Agg

Description

The agg operator is used to perform aggregation calculation. It supports three policies: common aggregation (without grouping), sort aggregation, and hash aggregation. Sort aggregation and hash aggregation must be used together with GROUP BY because they involve grouping. The difference between sort aggregation and hash aggregation is that the input of sort aggregation must be ordered, while hash aggregation does not depend on the input sequence. Even if the input is sorted, sort aggregation may not be selected because hash aggregation may have better execution performance.

Typical Scenarios

Common aggregation: Only aggregation calculation is involved. It is used to collect statistics on the total number of tables, or the number of rows or features in a column. The keyword Aggregate is used in the execution plan.
Sort aggregation: If the input tuples are sorted or the group keys are ordered, the sort aggregation may be selected. The GroupAggregate keyword is used in the execution plan.
Hash aggregation: It is the aggregation calculation in most service scenarios and in the case of disordered data.
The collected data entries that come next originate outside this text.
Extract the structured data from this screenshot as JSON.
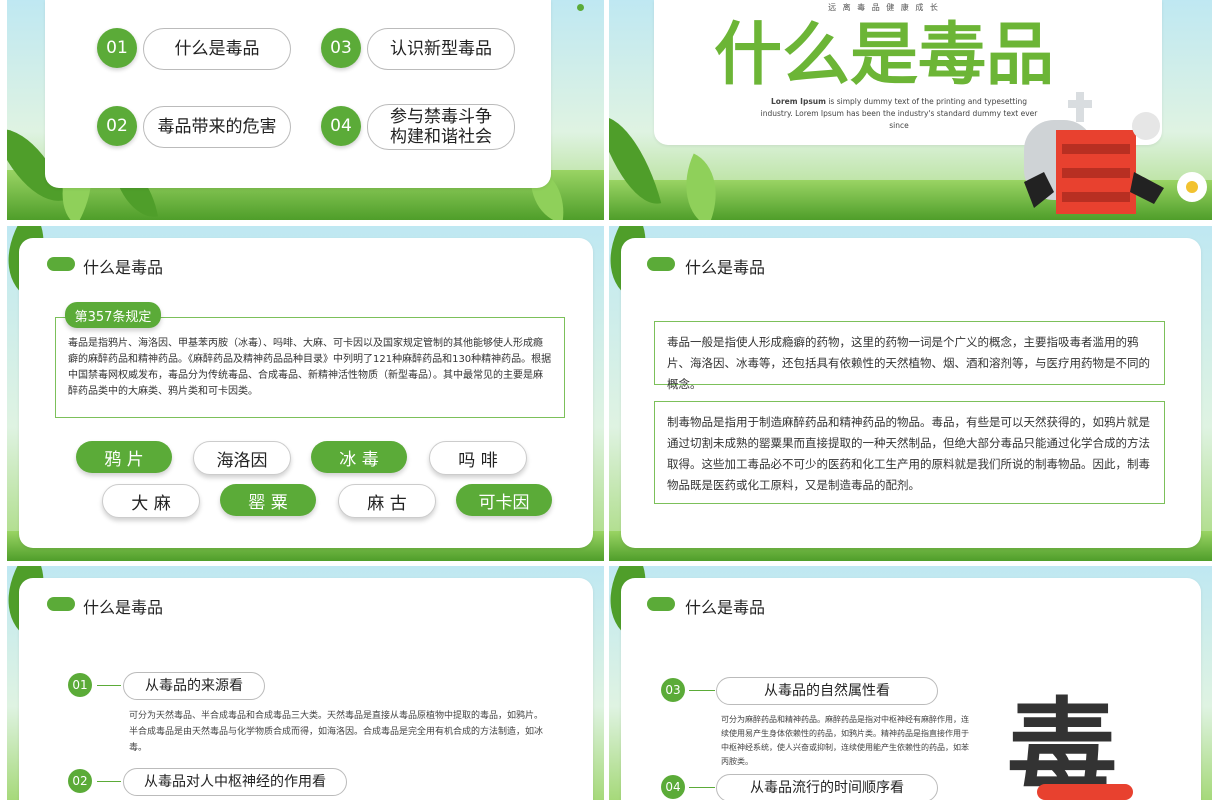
{
  "slide1": {
    "items": [
      {
        "num": "01",
        "label": "什么是毒品"
      },
      {
        "num": "02",
        "label": "毒品带来的危害"
      },
      {
        "num": "03",
        "label": "认识新型毒品"
      },
      {
        "num": "04",
        "label_line1": "参与禁毒斗争",
        "label_line2": "构建和谐社会"
      }
    ]
  },
  "slide2": {
    "subtitle": "远 离 毒 品 健 康 成 长",
    "title": "什么是毒品",
    "lorem_bold": "Lorem Ipsum",
    "lorem_rest": " is simply dummy text of the printing and typesetting industry. Lorem Ipsum has been the industry's standard dummy text ever since"
  },
  "slide3": {
    "header": "什么是毒品",
    "badge": "第357条规定",
    "body": "毒品是指鸦片、海洛因、甲基苯丙胺（冰毒）、吗啡、大麻、可卡因以及国家规定管制的其他能够使人形成瘾癖的麻醉药品和精神药品。《麻醉药品及精神药品品种目录》中列明了121种麻醉药品和130种精神药品。根据中国禁毒网权威发布，毒品分为传统毒品、合成毒品、新精神活性物质（新型毒品）。其中最常见的主要是麻醉药品类中的大麻类、鸦片类和可卡因类。",
    "tags_row1": [
      "鸦 片",
      "海洛因",
      "冰 毒",
      "吗 啡"
    ],
    "tags_row2": [
      "大 麻",
      "罂 粟",
      "麻 古",
      "可卡因"
    ]
  },
  "slide4": {
    "header": "什么是毒品",
    "box1": "毒品一般是指使人形成瘾癖的药物，这里的药物一词是个广义的概念，主要指吸毒者滥用的鸦片、海洛因、冰毒等，还包括具有依赖性的天然植物、烟、酒和溶剂等，与医疗用药物是不同的概念。",
    "box2": "制毒物品是指用于制造麻醉药品和精神药品的物品。毒品，有些是可以天然获得的，如鸦片就是通过切割未成熟的罂粟果而直接提取的一种天然制品，但绝大部分毒品只能通过化学合成的方法取得。这些加工毒品必不可少的医药和化工生产用的原料就是我们所说的制毒物品。因此，制毒物品既是医药或化工原料，又是制造毒品的配剂。"
  },
  "slide5": {
    "header": "什么是毒品",
    "item1_num": "01",
    "item1_label": "从毒品的来源看",
    "item1_text": "可分为天然毒品、半合成毒品和合成毒品三大类。天然毒品是直接从毒品原植物中提取的毒品，如鸦片。半合成毒品是由天然毒品与化学物质合成而得，如海洛因。合成毒品是完全用有机合成的方法制造，如冰毒。",
    "item2_num": "02",
    "item2_label": "从毒品对人中枢神经的作用看"
  },
  "slide6": {
    "header": "什么是毒品",
    "item3_num": "03",
    "item3_label": "从毒品的自然属性看",
    "item3_text": "可分为麻醉药品和精神药品。麻醉药品是指对中枢神经有麻醉作用，连续使用易产生身体依赖性的药品，如鸦片类。精神药品是指直接作用于中枢神经系统，使人兴奋或抑制，连续使用能产生依赖性的药品，如苯丙胺类。",
    "item4_num": "04",
    "item4_label": "从毒品流行的时间顺序看",
    "big_char": "毒"
  },
  "colors": {
    "accent": "#5bab38",
    "title_green": "#6cb536",
    "danger": "#e8412f"
  }
}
The HashAggregate keyword is used in the execution plan.

Examples

Example 1: common aggregation.

-- Prepare data.
gaussdb=#DROP TABLE IF EXISTS student;
gaussdb=#CREATE TABLE student(id integer, class_id integer, grade number); 
CREATE TABLE 
gaussdb=#INSERT INTO student VALUES(generate_series(1,50), 1, floor(100 * random())); 
INSERT 0 50 
gaussdb=#INSERT INTO student VALUES(generate_series(51,100), 2, floor(100 * random())); 
INSERT 0 50 
gaussdb=#INSERT INTO student VALUES(generate_series(101,150), 3, floor(100 * random())); 
INSERT 0 50 
gaussdb=#INSERT INTO student VALUES(generate_series(151,200), 3, floor(100 * random())); 
INSERT 0 50

-- Execution result.
gaussdb=#EXPLAIN SELECT count(*) FROM student; 
                                QUERY PLAN
---------------------------------------------------------------------------
 Aggregate  (cost=13.23..13.27 rows=1 width=8)
   ->  Streaming (type: GATHER)  (cost=13.23..13.27 rows=2 width=8)
         Node/s: All datanodes
         ->  Aggregate  (cost=13.16..13.17 rows=2 width=8)
               ->  Seq Scan on student  (cost=0.00..13.13 rows=20 width=0)
(5 rows)

Example 2: sort aggregation.

gaussdb=#SET enable_hashagg = off;
SET
gaussdb=#EXPLAIN SELECT id, count(class_id) FROM student GROUP BY id ORDER BY id; 
                                QUERY PLAN
---------------------------------------------------------------------------
 Streaming (type: GATHER)  (cost=14.00..14.54 rows=21 width=16)
   Merge Sort Key: id
   Node/s: All datanodes
   ->  GroupAggregate  (cost=13.37..13.60 rows=21 width=16)
         Group By Key: id
         ->  Sort  (cost=13.37..13.40 rows=21 width=8)
               Sort Key: id
               ->  Seq Scan on student  (cost=0.00..13.13 rows=20 width=8)
(8 rows)

Example 3: hash aggregation.

gaussdb=#SET enable_hashagg = on;
gaussdb=#EXPLAIN SELECT id, avg(grade) FROM student GROUP BY id;  
                              QUERY PLAN
----------------------------------------------------------------------
 Streaming (type: GATHER)  (cost=14.84..15.59 rows=30 width=68)
   Node/s: All datanodes
   ->  HashAggregate  (cost=14.21..14.34 rows=30 width=68)
         Group By Key: id
         ->  Seq Scan on student  (cost=0.00..14.14 rows=30 width=36)
(5 rows)

-- Drop.
gaussdb=#DROP TABLE student;

In the preceding example, the output of the agg operator is as follows.

Item	Description
Aggregate	Name of an operator for common aggregation, indicating that aggregation is performed without grouping.
GroupAggregate	Name of an operator for sort aggregation, indicating that the input tuples are sorted or the grouping keys are ordered.
HashAggregate	Name of an operator for hash aggregation, which is used for aggregation calculation in most scenarios and in the case of disordered data.